The historic achievement means that the PG&E’s Diablo Canyon Power Plant on the Pacific Coast in San Luis Obispo County will stop supplying its nine percent of California’s energy consumption when its license expires in 2025. In the process, PG&E has avoided what promised to be a long and hard-fought battle over any extension of its license due to new information about major earthquake faults near the plant, including one less than a half mile offshore.
“California’s energy landscape is changing dramatically with energy efficiency, renewables and storage being central to the state’s energy policy,” said PG&E Corporation Chairman, CEO and President Tony Earley in a statement today. “As we make this transition, Diablo Canyon’s full output will no longer be required. As a result, we will not seek to relicense the facility beyond 2025 pending approval of the joint energy proposal.”
Reaction from around California was nearly unanimous in celebrating the decision to say goodbye to nuclear energy.

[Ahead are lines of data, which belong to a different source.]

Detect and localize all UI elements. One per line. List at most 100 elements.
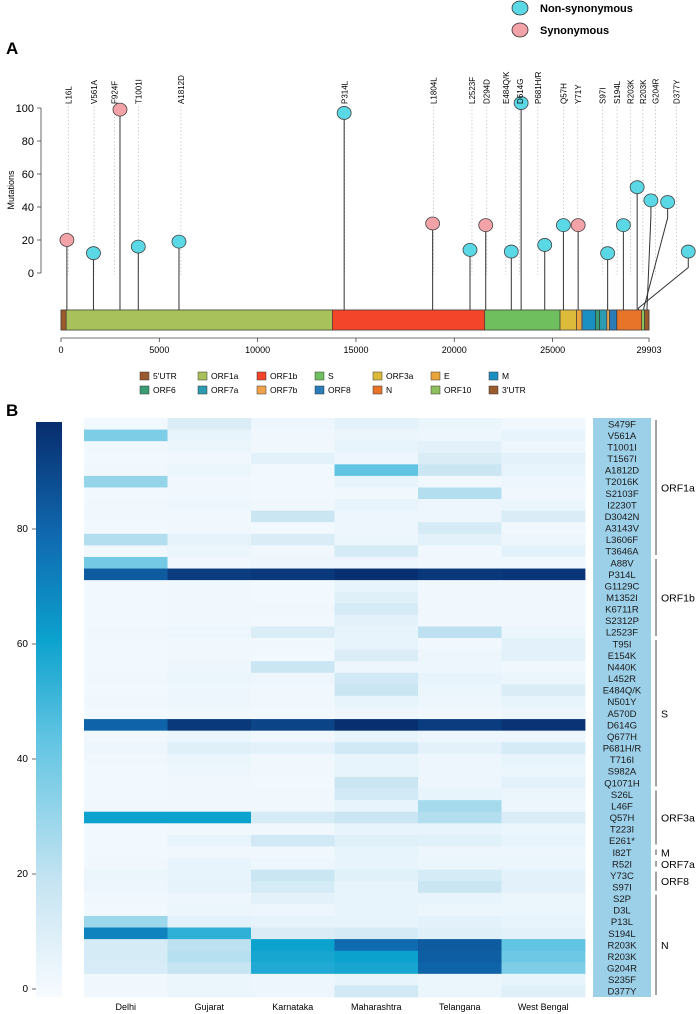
heatmap-cell [501,962,586,975]
heatmap-cell [167,649,252,662]
colorbar-tick-label: 40 [17,754,29,765]
heatmap-cell [84,707,168,720]
heatmap-cell [251,568,335,581]
heatmap-cell [334,441,419,454]
heatmap-cell [167,927,252,940]
x-tick-label: 5000 [149,345,169,355]
heatmap-cell [334,429,419,442]
heatmap-cell [418,591,502,604]
heatmap-cell [251,441,335,454]
heatmap-cell [167,695,252,708]
row-label: Y73C [610,871,634,882]
heatmap-cell [84,672,168,685]
lollipop-head [503,244,519,259]
row-label: S97I [612,882,632,893]
heatmap-cell [251,765,335,778]
heatmap-cell [167,661,252,674]
region-legend-swatch [197,385,208,395]
mutation-label: L2523F [468,77,477,104]
heatmap-cell [334,939,419,952]
heatmap-cell [84,973,168,986]
region-legend-label: ORF1b [270,371,298,381]
lollipop-head [86,246,101,261]
group-label: ORF8 [661,876,689,888]
heatmap-cell [418,869,502,882]
x-tick-label: 25000 [540,345,565,355]
heatmap-cell [501,487,586,500]
heatmap-cell [418,695,502,708]
lollipop-head [59,233,75,247]
heatmap-cell [167,811,252,824]
column-label: West Bengal [518,1002,569,1012]
heatmap-cell [84,568,168,581]
heatmap-cell [418,499,502,512]
row-label: P681H/R [603,744,642,755]
row-label: Q1071H [604,778,640,789]
lollipop-head [171,234,187,249]
heatmap-cell [84,522,168,535]
heatmap-cell [167,800,252,813]
row-label: I2230T [607,500,637,511]
region-orf7b [606,309,610,331]
heatmap-cell [167,533,252,546]
heatmap-cell [418,753,502,766]
heatmap-cell [418,939,502,952]
colorbar-tick-label: 0 [22,984,28,995]
heatmap-cell [251,556,335,569]
heatmap-cell [251,881,335,894]
row-label: S2P [613,894,631,905]
heatmap-cell [418,661,502,674]
heatmap-cell [418,892,502,905]
colorbar-tick-label: 20 [17,869,29,880]
heatmap-cell [84,533,168,546]
lollipop-head [336,106,352,120]
heatmap-cell [334,985,419,998]
heatmap-cell [501,603,586,616]
heatmap-cell [334,464,419,477]
panel-b-label: B [6,401,18,420]
heatmap-cell [84,510,168,523]
heatmap-cell [84,545,168,558]
heatmap-cell [334,881,419,894]
heatmap-cell [84,776,168,789]
heatmap-cell [501,950,586,963]
heatmap-cell [251,580,335,593]
heatmap-cell [167,591,252,604]
heatmap-cell [501,591,586,604]
region-e [576,309,582,331]
heatmap-cell [251,695,335,708]
heatmap-cell [251,661,335,674]
lollipop-head [660,195,676,209]
heatmap-cell [251,939,335,952]
heatmap-cell [251,776,335,789]
heatmap-cell [501,568,586,581]
row-label: S2103F [605,489,638,500]
heatmap-cell [501,846,586,859]
heatmap-cell [84,487,168,500]
heatmap-cell [501,510,586,523]
heatmap-cell [418,487,502,500]
heatmap-cell [167,742,252,755]
region-legend-label: ORF3a [386,371,414,381]
heatmap-cell [167,788,252,801]
x-tick-label: 29903 [636,345,661,355]
heatmap-cell [251,464,335,477]
heatmap-cell [334,823,419,836]
heatmap-cell [501,614,586,627]
heatmap-cell [418,672,502,685]
heatmap-cell [167,939,252,952]
heatmap-cell [501,499,586,512]
heatmap-cell [418,823,502,836]
heatmap-cell [418,776,502,789]
heatmap-cell [84,475,168,488]
x-axis: 0 5000 10000 15000 20000 25000 29903 [58,337,662,355]
heatmap-cell [501,684,586,697]
heatmap-cell [418,522,502,535]
lollipop-head [513,96,529,110]
mutation-labels: L16L V561A F924F T1001I A1812D P314L L1804L L25… [64,71,681,104]
heatmap-cell [334,672,419,685]
heatmap-cell [167,753,252,766]
heatmap-cell [251,672,335,685]
heatmap-cell [167,441,252,454]
heatmap-cell [167,545,252,558]
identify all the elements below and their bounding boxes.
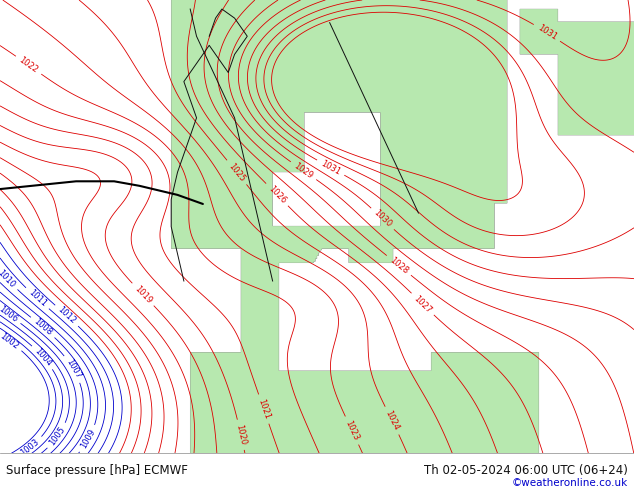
Text: 1002: 1002 <box>0 331 20 351</box>
Text: 1027: 1027 <box>412 294 434 315</box>
Text: 1019: 1019 <box>133 284 153 305</box>
Text: 1026: 1026 <box>266 184 288 205</box>
Text: 1006: 1006 <box>0 304 19 324</box>
Text: 1022: 1022 <box>17 55 40 75</box>
Text: 1024: 1024 <box>384 409 401 432</box>
Text: 1030: 1030 <box>372 208 393 229</box>
Text: 1003: 1003 <box>19 437 41 457</box>
Text: 1025: 1025 <box>227 161 247 183</box>
Text: 1010: 1010 <box>0 268 17 289</box>
Text: Th 02-05-2024 06:00 UTC (06+24): Th 02-05-2024 06:00 UTC (06+24) <box>424 465 628 477</box>
Text: 1004: 1004 <box>32 346 53 368</box>
Text: 1005: 1005 <box>48 425 67 447</box>
Text: 1008: 1008 <box>32 317 54 338</box>
Text: Surface pressure [hPa] ECMWF: Surface pressure [hPa] ECMWF <box>6 465 188 477</box>
Text: 1007: 1007 <box>64 357 82 380</box>
Text: 1012: 1012 <box>56 305 77 326</box>
Text: 1009: 1009 <box>79 428 98 450</box>
Text: 1021: 1021 <box>256 398 271 420</box>
Text: 1031: 1031 <box>536 23 559 42</box>
Text: 1020: 1020 <box>234 423 247 446</box>
Text: 1029: 1029 <box>292 161 314 180</box>
Text: 1031: 1031 <box>320 159 342 177</box>
Text: ©weatheronline.co.uk: ©weatheronline.co.uk <box>512 478 628 488</box>
Text: 1028: 1028 <box>388 255 410 275</box>
Text: 1023: 1023 <box>344 419 361 442</box>
Text: 1011: 1011 <box>27 288 48 309</box>
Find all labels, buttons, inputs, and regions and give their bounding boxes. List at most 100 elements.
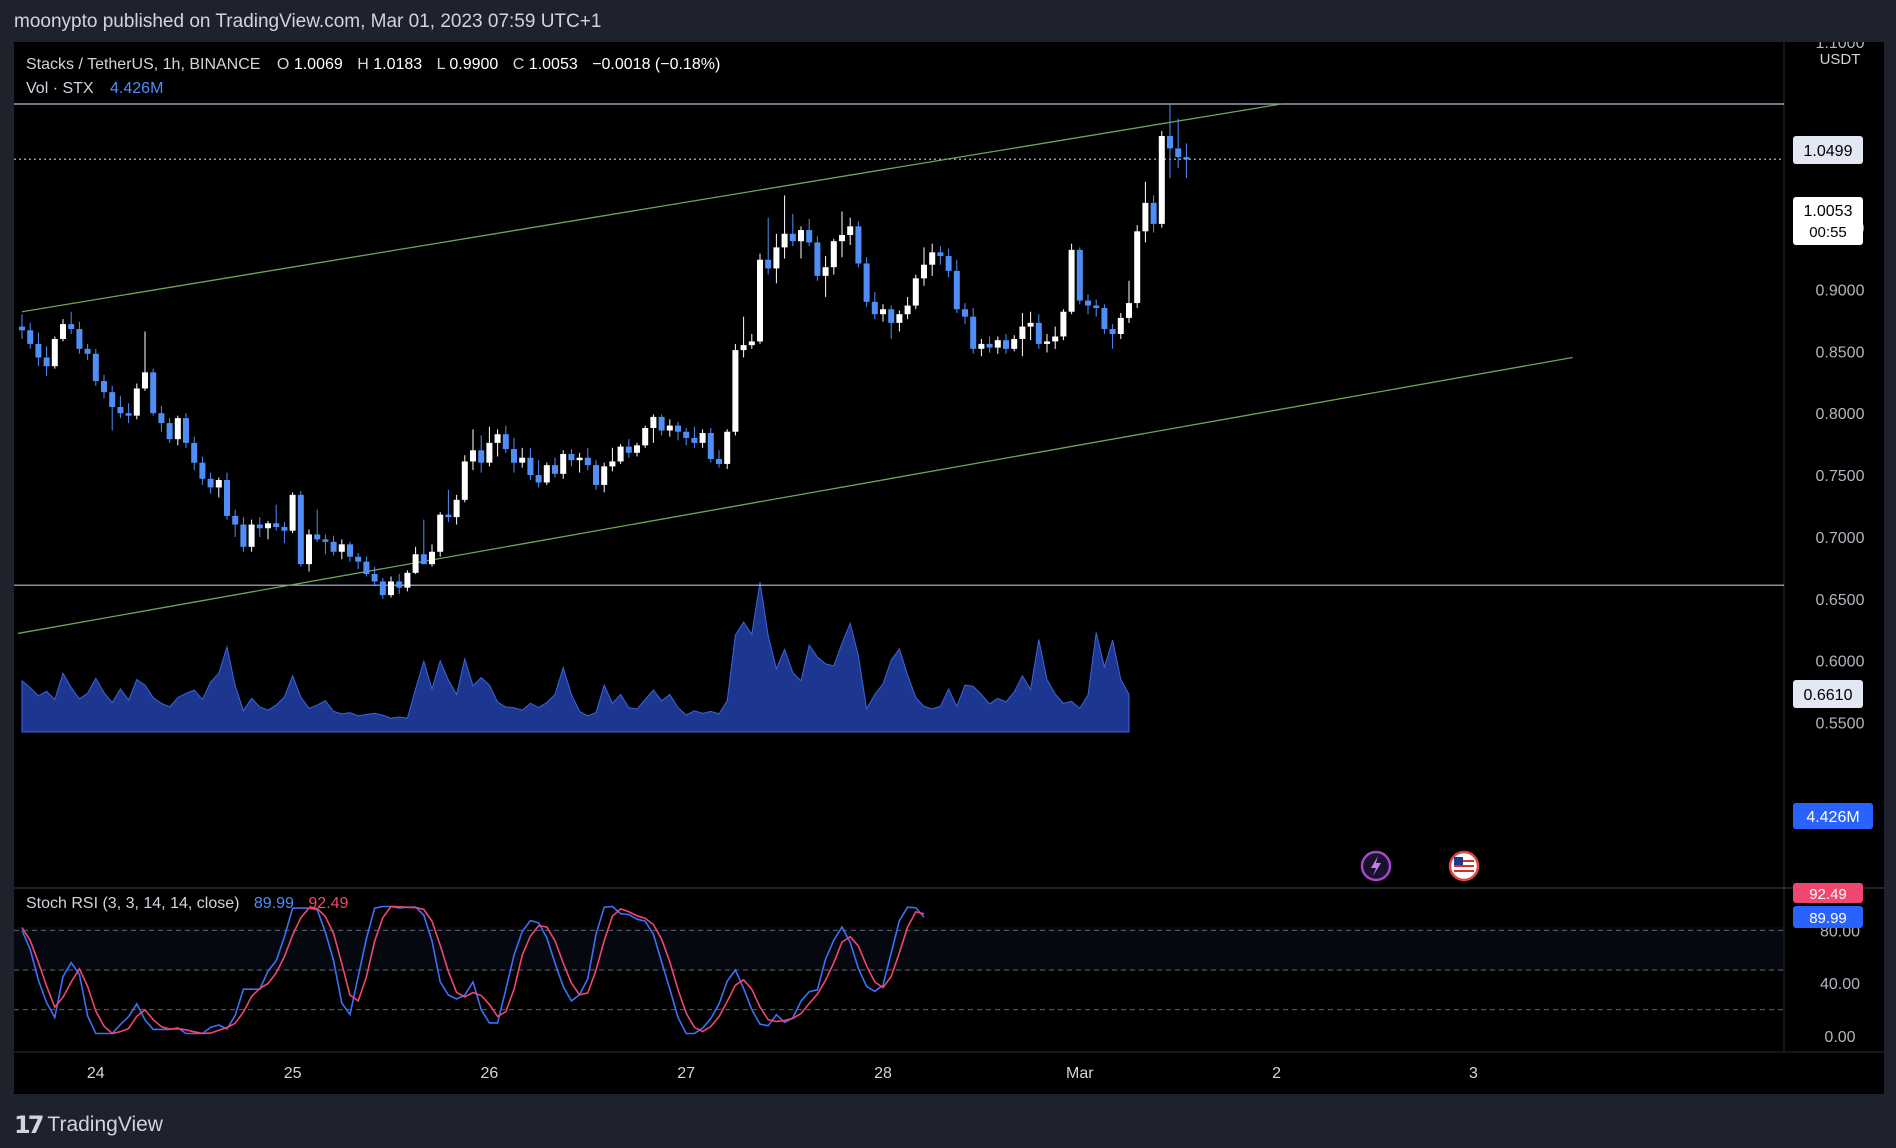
lightning-event-icon[interactable] (1360, 850, 1392, 882)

“In 2011, I learned that the seismic risk at Diablo Canyon was much more dangerous than we thought, so I applaud PG&E’s decision to cease operations at Diablo Canyon after its license expires in 2025, and I appreciate that Friends of the Earth will remain focused on the safety issues while the plant is still operating,” said Senator Barbara Boxer (D-CA) said in a statement sent to EnviroReporter.com. “The news that nuclear power will be replaced by renewables is heartening.”
Now comes the hard part. “Once shuttered, the plant will still have to wrestle with storage for the highly toxic and long lived spent fuel generated by its operation,” PSR-LA warned in its statement. “Spent fuel is more than 10 times more radioactive than the core of the reactor and presents ongoing safety and security concerns.”
Diablo Canyon’s security concerns are less acute than those at the San Onofre Nuclear Generating Station (SONGS) about 250 miles to the south bordering the coastal city of San Clemente. The last reactor there shut three years ago but is becoming an even more acute potential terrorist target than it was when EnviroReporter.com’s 2013 exposé Black Swan SONGS was published, due to plans to place spent nuclear fuel in thin-skinned metal containers in direct site of Pacific waters. Terrorists with speed boats and rocket launchers could destroy a huge part of Southern California with a successful strike in the future as we reported before even the advent of sworn American enemies ISIS.
Even with a three years head start on decommissioning, SONGS shutdown activists and local politicians appear to have disregarded this information in the attempt to have all of San Onofre’s spent nuclear fuel rods removed from the site to a high-level nuclear waste dump. The problem, of course, is that such a dump does not exist in the United States.
Diablo Canyon’s uniquely remote location precludes many of the dangers of decommissioning SONGS faces. With careful consideration of spent fuel placement, use of more robust metal containers and proactive vigilance on the part of PG&E, California political leaders and anti-nuclear activists can ensure that this fate doesn’t befall Diablo Canyon.